In a further optional embodiment, the apparatus further comprises 307 a correction module, wherein the 307 correction module is configured to determine a correction variable according to a difference between the verification result and a set standard result when the verification result does not meet the set standard result; and correcting the target risk model according to the correction variable.

In a further optional embodiment, the 304 training module is specifically configured to train the pre-constructed risk model by using the feature factor data according to a preset random forest algorithm or a decision tree algorithm.

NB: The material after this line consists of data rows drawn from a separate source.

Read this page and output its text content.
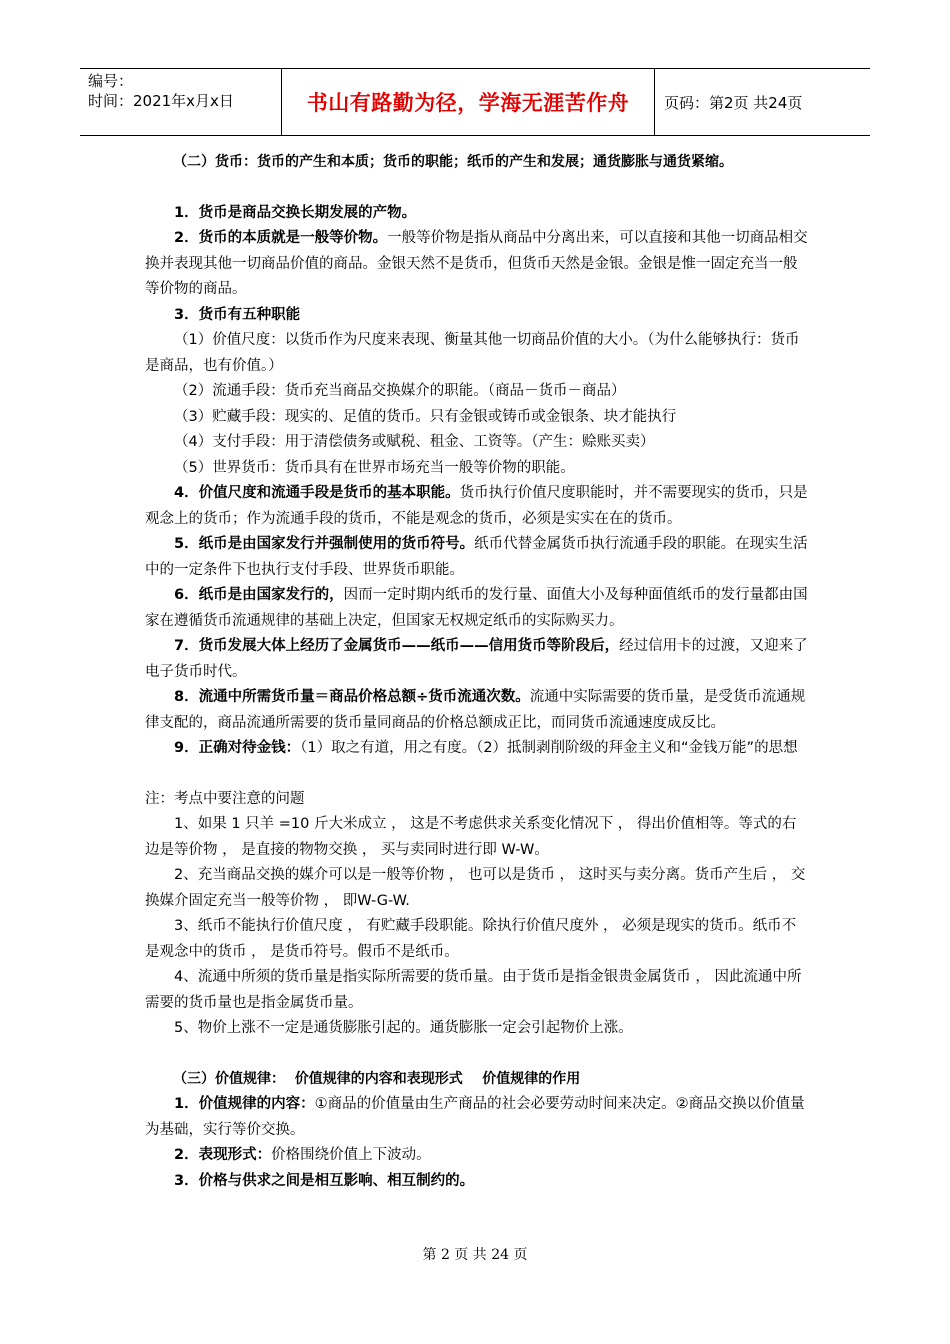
编号：
时间：2021年x月x日	书山有路勤为径，学海无涯苦作舟	页码：第2页 共24页

（二）货币：货币的产生和本质；货币的职能；纸币的产生和发展；通货膨胀与通货紧缩。

1．货币是商品交换长期发展的产物。

2．货币的本质就是一般等价物。一般等价物是指从商品中分离出来，可以直接和其他一切商品相交换并表现其他一切商品价值的商品。金银天然不是货币，但货币天然是金银。金银是惟一固定充当一般等价物的商品。

3．货币有五种职能

（1）价值尺度：以货币作为尺度来表现、衡量其他一切商品价值的大小。（为什么能够执行：货币是商品，也有价值。）

（2）流通手段：货币充当商品交换媒介的职能。（商品－货币－商品）

（3）贮藏手段：现实的、足值的货币。只有金银或铸币或金银条、块才能执行

（4）支付手段：用于清偿债务或赋税、租金、工资等。（产生：赊账买卖）

（5）世界货币：货币具有在世界市场充当一般等价物的职能。

4．价值尺度和流通手段是货币的基本职能。货币执行价值尺度职能时，并不需要现实的货币，只是观念上的货币；作为流通手段的货币，不能是观念的货币，必须是实实在在的货币。

5．纸币是由国家发行并强制使用的货币符号。纸币代替金属货币执行流通手段的职能。在现实生活中的一定条件下也执行支付手段、世界货币职能。

6．纸币是由国家发行的，因而一定时期内纸币的发行量、面值大小及每种面值纸币的发行量都由国家在遵循货币流通规律的基础上决定，但国家无权规定纸币的实际购买力。

7．货币发展大体上经历了金属货币——纸币——信用货币等阶段后，经过信用卡的过渡，又迎来了电子货币时代。

8．流通中所需货币量＝商品价格总额÷货币流通次数。流通中实际需要的货币量，是受货币流通规律支配的，商品流通所需要的货币量同商品的价格总额成正比，而同货币流通速度成反比。

9．正确对待金钱：（1）取之有道，用之有度。（2）抵制剥削阶级的拜金主义和“金钱万能”的思想

注：考点中要注意的问题

1、如果 1 只羊 =10 斤大米成立 ， 这是不考虑供求关系变化情况下 ， 得出价值相等。等式的右边是等价物 ， 是直接的物物交换 ， 买与卖同时进行即 W-W。

2、充当商品交换的媒介可以是一般等价物 ， 也可以是货币 ， 这时买与卖分离。货币产生后 ， 交换媒介固定充当一般等价物 ， 即W-G-W.

3、纸币不能执行价值尺度 ， 有贮藏手段职能。除执行价值尺度外 ， 必须是现实的货币。纸币不是观念中的货币 ， 是货币符号。假币不是纸币。

4、流通中所须的货币量是指实际所需要的货币量。由于货币是指金银贵金属货币 ， 因此流通中所需要的货币量也是指金属货币量。

5、物价上涨不一定是通货膨胀引起的。通货膨胀一定会引起物价上涨。

（三）价值规律：  价值规律的内容和表现形式    价值规律的作用

1．价值规律的内容：①商品的价值量由生产商品的社会必要劳动时间来决定。②商品交换以价值量为基础，实行等价交换。

2．表现形式：价格围绕价值上下波动。

3．价格与供求之间是相互影响、相互制约的。

第 2 页 共 24 页
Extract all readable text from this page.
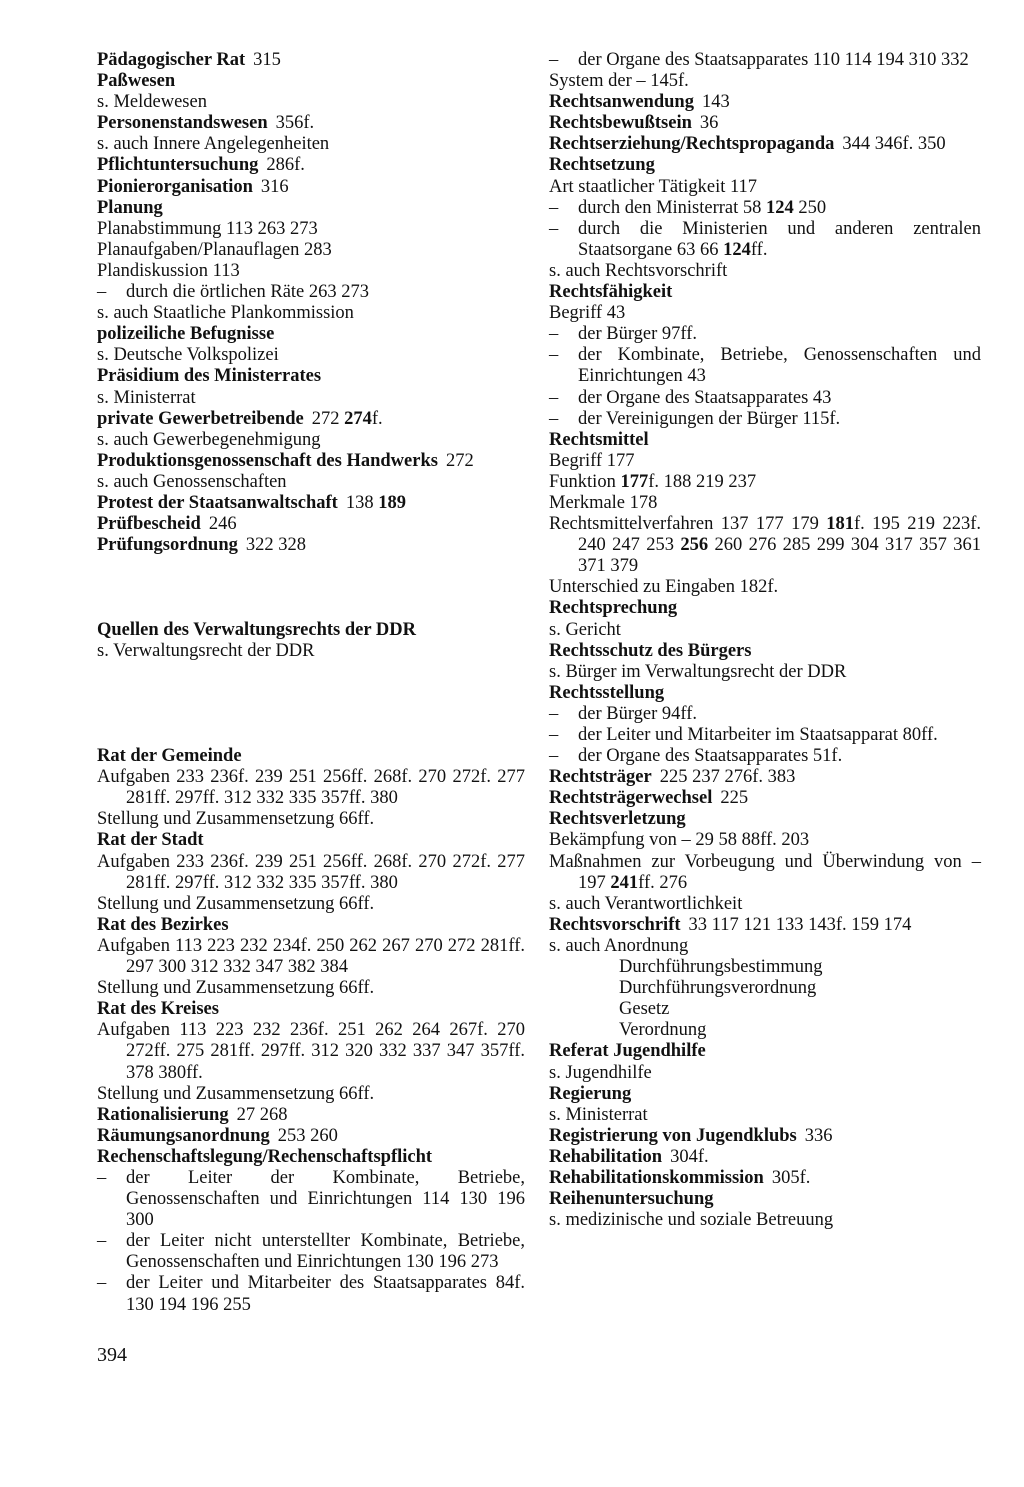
Pädagogischer Rat 315
Paßwesen
s. Meldewesen
Personenstandswesen 356f.
s. auch Innere Angelegenheiten
Pflichtuntersuchung 286f.
Pionierorganisation 316
Planung
Planabstimmung 113 263 273
Planaufgaben/Planauflagen 283
Plandiskussion 113
– durch die örtlichen Räte 263 273
s. auch Staatliche Plankommission
polizeiliche Befugnisse
s. Deutsche Volkspolizei
Präsidium des Ministerrates
s. Ministerrat
private Gewerbetreibende 272 274f.
s. auch Gewerbegenehmigung
Produktionsgenossenschaft des Handwerks 272
s. auch Genossenschaften
Protest der Staatsanwaltschaft 138 189
Prüfbescheid 246
Prüfungsordnung 322 328
Quellen des Verwaltungsrechts der DDR
s. Verwaltungsrecht der DDR
Rat der Gemeinde
Aufgaben 233 236f. 239 251 256ff. 268f. 270 272f. 277 281ff. 297ff. 312 332 335 357ff. 380
Stellung und Zusammensetzung 66ff.
Rat der Stadt
Aufgaben 233 236f. 239 251 256ff. 268f. 270 272f. 277 281ff. 297ff. 312 332 335 357ff. 380
Stellung und Zusammensetzung 66ff.
Rat des Bezirkes
Aufgaben 113 223 232 234f. 250 262 267 270 272 281ff. 297 300 312 332 347 382 384
Stellung und Zusammensetzung 66ff.
Rat des Kreises
Aufgaben 113 223 232 236f. 251 262 264 267f. 270 272ff. 275 281ff. 297ff. 312 320 332 337 347 357ff. 378 380ff.
Stellung und Zusammensetzung 66ff.
Rationalisierung 27 268
Räumungsanordnung 253 260
Rechenschaftslegung/Rechenschaftspflicht
– der Leiter der Kombinate, Betriebe, Genossenschaften und Einrichtungen 114 130 196 300
– der Leiter nicht unterstellter Kombinate, Betriebe, Genossenschaften und Einrichtungen 130 196 273
– der Leiter und Mitarbeiter des Staatsapparates 84f. 130 194 196 255
– der Organe des Staatsapparates 110 114 194 310 332
System der – 145f.
Rechtsanwendung 143
Rechtsbewußtsein 36
Rechtserziehung/Rechtspropaganda 344 346f. 350
Rechtsetzung
Art staatlicher Tätigkeit 117
– durch den Ministerrat 58 124 250
– durch die Ministerien und anderen zentralen Staatsorgane 63 66 124ff.
s. auch Rechtsvorschrift
Rechtsfähigkeit
Begriff 43
– der Bürger 97ff.
– der Kombinate, Betriebe, Genossenschaften und Einrichtungen 43
– der Organe des Staatsapparates 43
– der Vereinigungen der Bürger 115f.
Rechtsmittel
Begriff 177
Funktion 177f. 188 219 237
Merkmale 178
Rechtsmittelverfahren 137 177 179 181f. 195 219 223f. 240 247 253 256 260 276 285 299 304 317 357 361 371 379
Unterschied zu Eingaben 182f.
Rechtsprechung
s. Gericht
Rechtsschutz des Bürgers
s. Bürger im Verwaltungsrecht der DDR
Rechtsstellung
– der Bürger 94ff.
– der Leiter und Mitarbeiter im Staatsapparat 80ff.
– der Organe des Staatsapparates 51f.
Rechtsträger 225 237 276f. 383
Rechtsträgerwechsel 225
Rechtsverletzung
Bekämpfung von – 29 58 88ff. 203
Maßnahmen zur Vorbeugung und Überwindung von – 197 241ff. 276
s. auch Verantwortlichkeit
Rechtsvorschrift 33 117 121 133 143f. 159 174
s. auch Anordnung
Durchführungsbestimmung
Durchführungsverordnung
Gesetz
Verordnung
Referat Jugendhilfe
s. Jugendhilfe
Regierung
s. Ministerrat
Registrierung von Jugendklubs 336
Rehabilitation 304f.
Rehabilitationskommission 305f.
Reihenuntersuchung
s. medizinische und soziale Betreuung
394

Further, the training module 304 for training the pre-constructed risk model by using the feature factor data according to a preset random forest algorithm includes:

adopting a self-help resampling technology to randomly and repeatedly extract K samples from the characteristic factor data for M times to form M characteristic factor data sets; wherein M and K are both positive integers greater than or equal to 1;

and training the pre-constructed risk model by using the M characteristic factor data sets to obtain a target risk model.

Optionally, the training by the 304 training module using the risk model pre-constructed by the feature factor data according to a preset decision tree algorithm includes:

initializing a level parameter corresponding to a decision tree algorithm;

and training target training data in a training set by adopting a CART algorithm, and acquiring the original risk model when the number of growing layers of the decision tree reaches the level parameters.

It is understood that the above-mentioned components of the financial risk model training apparatus in the present embodiment have functions of implementing the corresponding steps of the method in the embodiments shown in fig. 1 and fig. 2. The function can be realized by hardware, and can also be realized by executing corresponding software by hardware. The hardware or software includes one or more modules or means corresponding to the functions described above. The modules and devices can be software and/or hardware, and the modules and devices can be realized independently or integrated by a plurality of modules and devices. For the functional description of each module and apparatus, reference may be specifically made to the corresponding description of the method in the embodiment shown in fig. 1 and fig. 2, and therefore, the beneficial effects that can be achieved by the method may refer to the beneficial effects in the corresponding method provided above, and details are not described here again.

It is understood that the illustrated structure of the embodiment of the present invention does not constitute a specific limitation to the specific structure of the financial risk model training apparatus. In other embodiments of the present application, the financial risk model training apparatus may include more or fewer components than shown, or combine certain components, or split certain components, or a different arrangement of components. The illustrated components may be implemented in hardware, software, or a combination of software and hardware.

The embodiment of the application provides an electronic device, which comprises a processor and a memory;

a memory for storing operating instructions;

and the processor is used for executing the financial risk model training method provided by any embodiment of the application by calling the operation instruction.

As an example, fig. 4 shows a schematic structural diagram of an electronic device to which the embodiment of the present application is applicable, and as shown in fig. 4, the electronic device 400 includes: a processor 401 and a memory 403. Wherein the processor 401 is coupled to the memory 403, such as via a bus 402. Optionally, the electronic device 400 may also include a transceiver 404. It should be noted that the transceiver 404 is not limited to one in practical applications. It is to be understood that the illustrated structure of the embodiment of the present invention does not constitute a specific limitation to the specific structure of the electronic device 400. In other embodiments of the present application, electronic device 400 may include more or fewer components than shown, or some components may be combined, some components may be split, or a different arrangement of components. The illustrated components may be implemented in hardware, software, or a combination of software and hardware. Optionally, the electronic device may further include a display screen 405 for displaying images or receiving operation instructions of a user as needed.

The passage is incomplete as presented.